In Major League Baseball, statistics are as much a part of the game as bats and gloves. One statistic kept by every team is the “disabled list.” This is a list of athletes who are unable to play due to an injury that’s been certified by the team physician. Once a player is on the list, he cannot play for at least 15 days. His injury may keep him on the list–and out of the game–a lot longer. In the meantime, the coach can temporarily replace the injured player to keep 25 active players on the team roster.

The authors looked at disabled lists from 1989 to 1999. They expected that improvements in sports medicine and training would result in fewer baseball injuries over time.

The opposite was true. The number of players on the disabled list actually grew over the 11-year period. When the authors compared the first three years to the last three years, they found that the number of injuries had shot up 40 percent. This increase could only be partially explained by the fact that more teams (and thus more players) had joined the league.

In addition, the number of days players spent on the disabled list went up 53 percent. This increase could not be accounted for by new medical tools that allow doctors to find previously undetected injuries. The new injuries in pitchers tended to be major, resulting in about 55 missed days per injury.

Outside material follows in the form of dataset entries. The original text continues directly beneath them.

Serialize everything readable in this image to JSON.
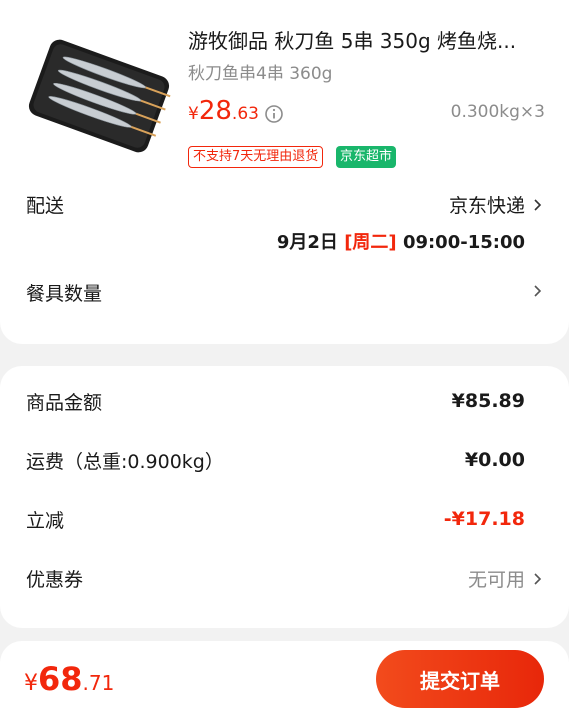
{
  "product": {
    "title": "游牧御品 秋刀鱼 5串 350g 烤鱼烧...",
    "spec": "秋刀鱼串4串 360g",
    "price_symbol": "¥",
    "price_int": "28",
    "price_dec": ".63",
    "qty": "0.300kg×3",
    "tag_return": "不支持7天无理由退货",
    "tag_supermarket": "京东超市",
    "image_icon": "grilled-saury-skewers-image"
  },
  "delivery": {
    "label": "配送",
    "carrier": "京东快递",
    "date": "9月2日",
    "weekday": "[周二]",
    "time": "09:00-15:00"
  },
  "tableware": {
    "label": "餐具数量"
  },
  "summary": {
    "goods_label": "商品金额",
    "goods_value": "¥85.89",
    "freight_label": "运费（总重:0.900kg）",
    "freight_value": "¥0.00",
    "discount_label": "立减",
    "discount_value": "-¥17.18",
    "coupon_label": "优惠券",
    "coupon_value": "无可用"
  },
  "footer": {
    "total_symbol": "¥",
    "total_int": "68",
    "total_dec": ".71",
    "submit_label": "提交订单"
  },
  "colors": {
    "accent_red": "#f2270c",
    "supermarket_green": "#19b66b",
    "muted_gray": "#8c8c8c"
  }
}
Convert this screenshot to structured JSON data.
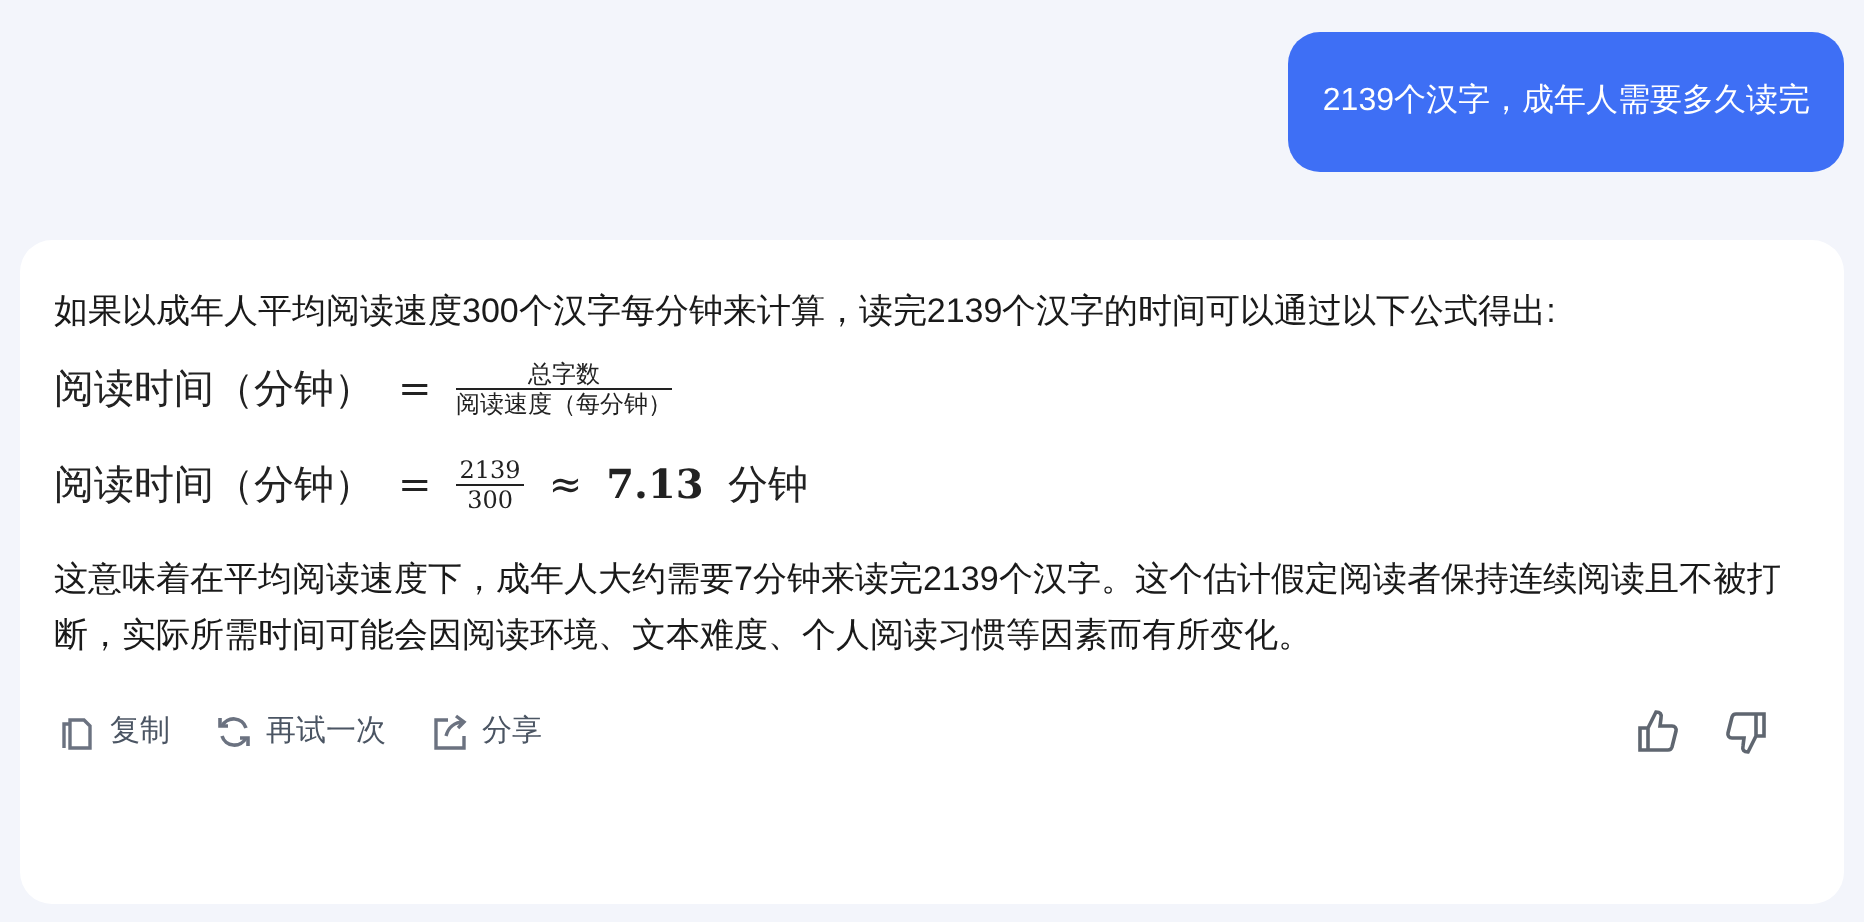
{
  "user_message": "2139个汉字，成年人需要多久读完",
  "answer": {
    "intro": "如果以成年人平均阅读速度300个汉字每分钟来计算，读完2139个汉字的时间可以通过以下公式得出:",
    "formulas": [
      {
        "lhs": "阅读时间（分钟）",
        "eq": "=",
        "numerator": "总字数",
        "denominator": "阅读速度（每分钟）"
      },
      {
        "lhs": "阅读时间（分钟）",
        "eq": "=",
        "numerator": "2139",
        "denominator": "300",
        "tail": [
          {
            "kind": "op",
            "text": "≈"
          },
          {
            "kind": "bold",
            "text": "7.13"
          },
          {
            "kind": "plain",
            "text": "分钟"
          }
        ]
      }
    ],
    "conclusion": "这意味着在平均阅读速度下，成年人大约需要7分钟来读完2139个汉字。这个估计假定阅读者保持连续阅读且不被打断，实际所需时间可能会因阅读环境、文本难度、个人阅读习惯等因素而有所变化。",
    "actions": [
      {
        "kind": "copy",
        "label": "复制"
      },
      {
        "kind": "retry",
        "label": "再试一次"
      },
      {
        "kind": "share",
        "label": "分享"
      }
    ]
  }
}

Of all the positions, pitchers were injured the most, accounting for about half of the reported injuries. They also accounted for over half of the total time lost to injuries. Over the 11-year period, both the number of pitchers injured and the number of days their injuries kept them from the game went up. This was true for both starting and relief pitchers. Third basemen also saw a rise in injuries.

Shoulder injuries most often kept players out of the game, followed by elbow injuries. Only elbow injuries showed a consistent increase over the study period.

The authors could not explain why injuries have increased in Major League Baseball. It’s possible that sports medicine is not serving athletes as well as expected. It’s also possible that sports medicine has managed to control certain kinds of injuries while other types of injuries are still on the rise. Whatever the reason, this is a trend that deserves further attention.